What a strong LLM SEO partner looks like
A capable LLM SEO agency will typically demonstrate a few key characteristics. It will have a clear methodology, show evidence of real outcomes, and provide a way to track progress over time.
This includes:
- A structured approach to building and reinforcing entity associations
- Systems for tracking prompt-level visibility and changes over time
- Evidence of consistent inclusion in AI-generated answers across multiple queries
- A focus on outcomes such as qualified leads or revenue influenced by AI discovery
Ultimately, the goal is to work with an agency that understands how AI systems interpret information and can translate that understanding into measurable business impact.
LLM SEO vs Traditional SEO Agencies (Quick Comparison)
The difference between traditional SEO and LLM SEO becomes clearer when you compare how each approach defines success, builds strategy, and measures outcomes. While there is overlap, the underlying models are fundamentally different.
| Factor | Traditional SEO Agency | LLM SEO Agency |
|---|---|---|
| Core goal | Rank pages on search engines | Get brands recommended in AI answers |
| Primary metric | Traffic, impressions, rankings | Citations, mentions, prompt visibility |
| Strategy focus | Keywords and backlinks | Entities, prompts, distributed signals |
| Content approach | Optimize pages for search | Structure content for extraction and reuse |
| Visibility layer | Search results pages | AI-generated responses |
| Outcome | Clicks and visits | Inclusion in decision-making answers |
This comparison highlights why many companies experience a gap between ranking performance and actual discovery. Traditional SEO can still drive traffic, but it does not guarantee presence in AI-driven environments. LLM SEO addresses that gap by focusing on how information is interpreted and presented inside these systems.
FAQ: LLM SEO Agencies and AI Visibility
1. What is the best LLM SEO agency in 2026?
The best LLM SEO agency depends on your business model and goals, but agencies that can demonstrate consistent visibility inside AI tools and tie that visibility to revenue tend to stand out. This requires more than content creation. It involves structured approaches to entity positioning, citation building, and prompt coverage.

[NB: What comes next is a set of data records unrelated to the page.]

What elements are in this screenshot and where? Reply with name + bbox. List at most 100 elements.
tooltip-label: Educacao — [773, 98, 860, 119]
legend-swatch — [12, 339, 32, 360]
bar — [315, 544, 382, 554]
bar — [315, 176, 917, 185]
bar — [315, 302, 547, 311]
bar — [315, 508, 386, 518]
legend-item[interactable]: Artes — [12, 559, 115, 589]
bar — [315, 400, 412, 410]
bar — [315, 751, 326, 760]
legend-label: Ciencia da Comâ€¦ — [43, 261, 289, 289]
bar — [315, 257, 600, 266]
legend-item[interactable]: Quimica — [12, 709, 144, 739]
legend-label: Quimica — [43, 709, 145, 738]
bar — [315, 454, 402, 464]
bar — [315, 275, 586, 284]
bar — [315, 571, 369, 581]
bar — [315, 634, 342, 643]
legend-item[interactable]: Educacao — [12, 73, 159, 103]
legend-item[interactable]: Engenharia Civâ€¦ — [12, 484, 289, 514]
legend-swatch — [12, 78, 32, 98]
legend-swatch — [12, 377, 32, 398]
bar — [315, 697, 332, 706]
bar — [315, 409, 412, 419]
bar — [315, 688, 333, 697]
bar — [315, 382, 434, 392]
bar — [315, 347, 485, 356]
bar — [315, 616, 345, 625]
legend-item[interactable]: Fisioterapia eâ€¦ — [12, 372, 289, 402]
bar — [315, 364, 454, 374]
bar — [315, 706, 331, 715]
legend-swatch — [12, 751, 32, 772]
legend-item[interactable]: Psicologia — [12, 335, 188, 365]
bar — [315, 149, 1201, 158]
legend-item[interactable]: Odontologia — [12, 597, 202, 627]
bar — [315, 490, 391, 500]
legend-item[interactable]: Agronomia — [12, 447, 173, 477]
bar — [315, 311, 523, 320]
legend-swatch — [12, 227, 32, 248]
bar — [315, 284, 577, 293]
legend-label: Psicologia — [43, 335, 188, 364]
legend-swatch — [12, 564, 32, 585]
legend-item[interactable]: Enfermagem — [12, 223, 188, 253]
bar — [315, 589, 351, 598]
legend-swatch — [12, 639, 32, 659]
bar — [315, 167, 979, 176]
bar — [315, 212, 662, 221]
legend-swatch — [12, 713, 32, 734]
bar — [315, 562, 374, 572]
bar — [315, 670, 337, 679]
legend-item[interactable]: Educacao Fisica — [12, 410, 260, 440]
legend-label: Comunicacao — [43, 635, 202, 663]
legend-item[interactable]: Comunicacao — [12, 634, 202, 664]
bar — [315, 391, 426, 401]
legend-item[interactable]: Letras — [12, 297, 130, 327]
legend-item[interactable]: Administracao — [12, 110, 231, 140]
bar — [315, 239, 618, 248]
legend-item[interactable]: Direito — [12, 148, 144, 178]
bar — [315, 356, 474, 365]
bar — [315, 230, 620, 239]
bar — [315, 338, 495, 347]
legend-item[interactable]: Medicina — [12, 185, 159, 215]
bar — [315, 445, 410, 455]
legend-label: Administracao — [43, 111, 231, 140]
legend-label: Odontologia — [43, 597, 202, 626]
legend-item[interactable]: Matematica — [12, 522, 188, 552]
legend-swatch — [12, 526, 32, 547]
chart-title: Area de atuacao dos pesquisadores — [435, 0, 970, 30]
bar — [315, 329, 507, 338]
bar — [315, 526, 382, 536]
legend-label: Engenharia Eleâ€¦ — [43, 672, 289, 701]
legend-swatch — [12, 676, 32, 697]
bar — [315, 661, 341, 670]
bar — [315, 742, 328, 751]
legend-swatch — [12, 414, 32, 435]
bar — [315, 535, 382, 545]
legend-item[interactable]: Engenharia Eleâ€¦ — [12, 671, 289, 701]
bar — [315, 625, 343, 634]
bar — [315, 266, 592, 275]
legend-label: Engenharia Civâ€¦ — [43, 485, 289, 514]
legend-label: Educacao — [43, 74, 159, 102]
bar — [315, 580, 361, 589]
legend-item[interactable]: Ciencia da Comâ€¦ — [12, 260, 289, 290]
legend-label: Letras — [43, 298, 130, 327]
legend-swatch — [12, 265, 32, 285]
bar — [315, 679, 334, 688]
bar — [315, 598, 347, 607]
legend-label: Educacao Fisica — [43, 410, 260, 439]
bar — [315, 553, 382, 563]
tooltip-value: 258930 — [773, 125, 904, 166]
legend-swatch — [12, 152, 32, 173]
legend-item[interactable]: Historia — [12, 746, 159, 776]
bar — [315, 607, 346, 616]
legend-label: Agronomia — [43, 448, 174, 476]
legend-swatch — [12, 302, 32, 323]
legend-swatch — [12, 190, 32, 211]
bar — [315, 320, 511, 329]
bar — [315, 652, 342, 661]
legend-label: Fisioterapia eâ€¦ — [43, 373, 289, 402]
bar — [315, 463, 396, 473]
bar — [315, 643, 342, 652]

2. How do I know if my brand appears in ChatGPT or Perplexity?
You can test this by running relevant prompts inside these tools and checking whether your brand is mentioned or cited. For a more systematic approach, some agencies use prompt tracking systems that monitor visibility across multiple queries and over time.
3. Can traditional SEO agencies handle LLM SEO?
Traditional SEO agencies can contribute to LLM SEO through content and authority building, but most do not have dedicated systems for optimizing AI-generated answers. Without prompt-level strategies and citation-focused content, results are often inconsistent.
4. How long does it take to see results from LLM SEO?
LLM SEO typically requires consistent effort over several months. Since it involves building signals across multiple sources, results tend to compound over time rather than appearing immediately.
5. Is LLM SEO only relevant for SaaS companies?
LLM SEO is particularly impactful for SaaS and other research-heavy buying journeys, but it can apply to any business where users rely on AI tools to compare options, evaluate solutions, or gather recommendations.
Conclusion
Search behavior is shifting from browsing links to consuming answers. This shift changes how brands are discovered, compared, and selected. Ranking on Google is no longer enough if your brand is not part of the answers users see inside AI tools.
LLM SEO addresses this change by focusing on how brands are represented across the web and how that information is used by AI systems. It requires a different way of thinking about visibility, one that prioritizes entities, prompts, and distributed signals over isolated pages.
For companies that want to stay competitive, the question is no longer whether to invest in LLM SEO. It is how quickly they can adapt to a model where recommendations carry more weight than rankings.